I continue to be amazed at Miss 3.5 and enjoy watching her progress. It really is so much fun seeing her grow and change and I can’t help but be proud of her when she draws something amazing (for her age). This photo shows a picture of herself that she drew yesterday. My Mum showed her that she needed to add a body to her head with arms and now she does bodies all the time.

m_p1070922.jpg

m_p1070924.jpg
This is her drawing of her baby sister, very cute I thought (she even drew the dummy).

m_p1070931.jpg
I love this one, my Mum did the brown hair and the bodies of the birds but she did everything else. He’s got style I think!

Photo Friday – Grandmother

PF this week is ‘Grandmother’. This is me and my Nanna who passed away 10 years ago. I miss her.

m_amanda-baby-with-nanna.jpg

PS Can you see any resemblance to Lucinda?

Princess Pumpkin

m_p1070467.jpg

Last week we were in Fremantle (a port city here in WA) and on our way back to the car Miss K spotted a group of girls in pretty dresses. She yelled ‘Look Mummy! Princesses!’ and proceeded to say ‘hello princess’ as we walked past. The ‘princesses’ were in fact a group of girls all done up ready to go to their year 12 ball. It was quite understandable that she thought they were princesses I suppose considering the amount of times she’s watched Cinderella but what she said next surprised us.

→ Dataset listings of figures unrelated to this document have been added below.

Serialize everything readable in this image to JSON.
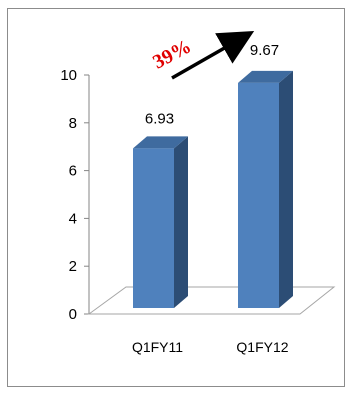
{
  "chart_data": {
    "type": "bar",
    "categories": [
      "Q1FY11",
      "Q1FY12"
    ],
    "values": [
      6.93,
      9.67
    ],
    "data_labels": [
      "6.93",
      "9.67"
    ],
    "y_ticks": [
      "0",
      "2",
      "4",
      "6",
      "8",
      "10"
    ],
    "ylim": [
      0,
      10
    ],
    "grid": false,
    "legend": "none",
    "style": "3d-column",
    "annotations": [
      {
        "text": "39%",
        "color": "#e00000",
        "arrow": true
      }
    ],
    "colors": {
      "bar_front": "#4f81bd",
      "bar_side": "#2c4d75",
      "bar_top": "#3f6b9f"
    }
  }
}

I explained to her that they were off to a ball and then it started….’I want to go to the ball’ and then the doozy……’where’s my pumpkin?’, ‘I want a pumpkin’. The tears started as I explained that they were big girls and one day she would be a big girl too and could go to a ball. All the way home she was asking for her pumpkin and no matter what we said she was convinced that she could go to the ball if only she had one.

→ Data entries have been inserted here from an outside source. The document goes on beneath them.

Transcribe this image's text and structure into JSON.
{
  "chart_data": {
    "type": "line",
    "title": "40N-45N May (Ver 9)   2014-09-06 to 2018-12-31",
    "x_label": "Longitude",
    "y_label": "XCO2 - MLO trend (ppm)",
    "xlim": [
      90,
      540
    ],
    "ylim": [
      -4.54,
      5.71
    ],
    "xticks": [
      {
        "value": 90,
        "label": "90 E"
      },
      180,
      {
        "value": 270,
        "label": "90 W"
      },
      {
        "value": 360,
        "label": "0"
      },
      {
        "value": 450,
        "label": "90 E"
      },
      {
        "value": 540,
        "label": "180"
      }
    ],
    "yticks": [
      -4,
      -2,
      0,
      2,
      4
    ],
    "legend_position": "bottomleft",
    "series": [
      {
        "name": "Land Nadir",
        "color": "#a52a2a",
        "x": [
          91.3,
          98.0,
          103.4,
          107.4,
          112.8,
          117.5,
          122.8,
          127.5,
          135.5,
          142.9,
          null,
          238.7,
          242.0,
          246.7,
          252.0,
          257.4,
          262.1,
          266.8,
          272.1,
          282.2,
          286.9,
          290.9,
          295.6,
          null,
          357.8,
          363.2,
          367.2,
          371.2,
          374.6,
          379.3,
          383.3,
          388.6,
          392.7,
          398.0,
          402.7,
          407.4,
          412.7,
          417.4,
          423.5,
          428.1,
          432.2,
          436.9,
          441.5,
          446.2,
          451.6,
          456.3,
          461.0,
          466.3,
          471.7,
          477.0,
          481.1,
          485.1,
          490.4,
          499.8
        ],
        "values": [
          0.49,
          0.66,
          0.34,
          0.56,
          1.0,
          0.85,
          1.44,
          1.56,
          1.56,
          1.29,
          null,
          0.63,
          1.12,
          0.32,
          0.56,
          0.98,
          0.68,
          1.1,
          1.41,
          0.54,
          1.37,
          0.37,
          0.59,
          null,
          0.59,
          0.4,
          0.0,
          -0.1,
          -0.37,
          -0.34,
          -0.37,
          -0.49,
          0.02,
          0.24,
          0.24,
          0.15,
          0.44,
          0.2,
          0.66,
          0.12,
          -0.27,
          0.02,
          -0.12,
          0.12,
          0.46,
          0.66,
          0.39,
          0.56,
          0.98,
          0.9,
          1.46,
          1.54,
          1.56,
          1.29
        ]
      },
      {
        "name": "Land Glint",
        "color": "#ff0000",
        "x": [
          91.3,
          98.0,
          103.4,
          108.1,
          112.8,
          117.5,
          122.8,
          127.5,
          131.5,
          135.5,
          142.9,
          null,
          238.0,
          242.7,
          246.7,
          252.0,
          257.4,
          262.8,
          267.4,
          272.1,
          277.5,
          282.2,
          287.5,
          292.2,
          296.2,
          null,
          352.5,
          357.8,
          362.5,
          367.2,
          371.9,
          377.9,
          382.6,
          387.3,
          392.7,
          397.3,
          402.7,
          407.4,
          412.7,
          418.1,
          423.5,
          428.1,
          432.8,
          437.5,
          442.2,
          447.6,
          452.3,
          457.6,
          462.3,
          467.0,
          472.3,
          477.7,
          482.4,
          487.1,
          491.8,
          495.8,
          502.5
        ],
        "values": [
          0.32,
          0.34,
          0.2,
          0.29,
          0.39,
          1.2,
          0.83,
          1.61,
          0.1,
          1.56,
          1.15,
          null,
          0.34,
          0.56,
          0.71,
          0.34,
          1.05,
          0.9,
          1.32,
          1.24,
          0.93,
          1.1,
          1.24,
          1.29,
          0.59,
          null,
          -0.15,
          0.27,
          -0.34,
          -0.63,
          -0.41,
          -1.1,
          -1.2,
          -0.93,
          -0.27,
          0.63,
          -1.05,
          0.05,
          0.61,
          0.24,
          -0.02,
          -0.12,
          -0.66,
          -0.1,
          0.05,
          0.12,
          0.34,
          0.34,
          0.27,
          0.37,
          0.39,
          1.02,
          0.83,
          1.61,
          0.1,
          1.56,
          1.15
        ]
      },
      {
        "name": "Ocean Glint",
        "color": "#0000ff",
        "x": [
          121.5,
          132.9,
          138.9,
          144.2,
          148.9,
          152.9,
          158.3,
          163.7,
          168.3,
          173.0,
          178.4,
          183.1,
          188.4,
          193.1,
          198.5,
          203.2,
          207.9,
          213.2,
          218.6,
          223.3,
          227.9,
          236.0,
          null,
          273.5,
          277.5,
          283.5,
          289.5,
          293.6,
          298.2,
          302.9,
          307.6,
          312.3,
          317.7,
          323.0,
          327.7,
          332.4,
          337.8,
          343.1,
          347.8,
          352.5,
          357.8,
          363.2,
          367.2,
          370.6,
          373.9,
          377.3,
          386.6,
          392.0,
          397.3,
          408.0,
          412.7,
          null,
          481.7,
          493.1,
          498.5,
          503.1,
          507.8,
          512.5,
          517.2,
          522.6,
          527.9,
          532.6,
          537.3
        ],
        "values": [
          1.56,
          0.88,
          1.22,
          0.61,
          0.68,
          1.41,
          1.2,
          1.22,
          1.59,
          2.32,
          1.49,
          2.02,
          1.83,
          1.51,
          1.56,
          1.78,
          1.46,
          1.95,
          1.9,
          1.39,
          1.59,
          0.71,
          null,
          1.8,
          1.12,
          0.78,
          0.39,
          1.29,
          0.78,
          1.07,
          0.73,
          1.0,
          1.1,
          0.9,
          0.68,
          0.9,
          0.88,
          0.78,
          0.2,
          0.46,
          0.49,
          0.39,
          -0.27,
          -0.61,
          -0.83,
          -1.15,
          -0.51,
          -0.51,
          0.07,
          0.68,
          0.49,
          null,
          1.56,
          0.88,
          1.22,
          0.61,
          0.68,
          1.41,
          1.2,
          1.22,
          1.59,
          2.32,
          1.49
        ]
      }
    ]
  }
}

The next day she went to the shop with Michael and on their return he said, ‘guess what we had to buy?’…you guessed it, a pumpkin. She has stopped me twice trying to cut it up to cook, crying because she’s waiting for it to turn into a coach. I think I’ll have to secretly cut it up when she’s asleep as she guards it from anyone who thinks they are going to eat it when she’s awake.

I love the fact that she uses her imagination and I don’t think we’ll forget this little incident in a hurry.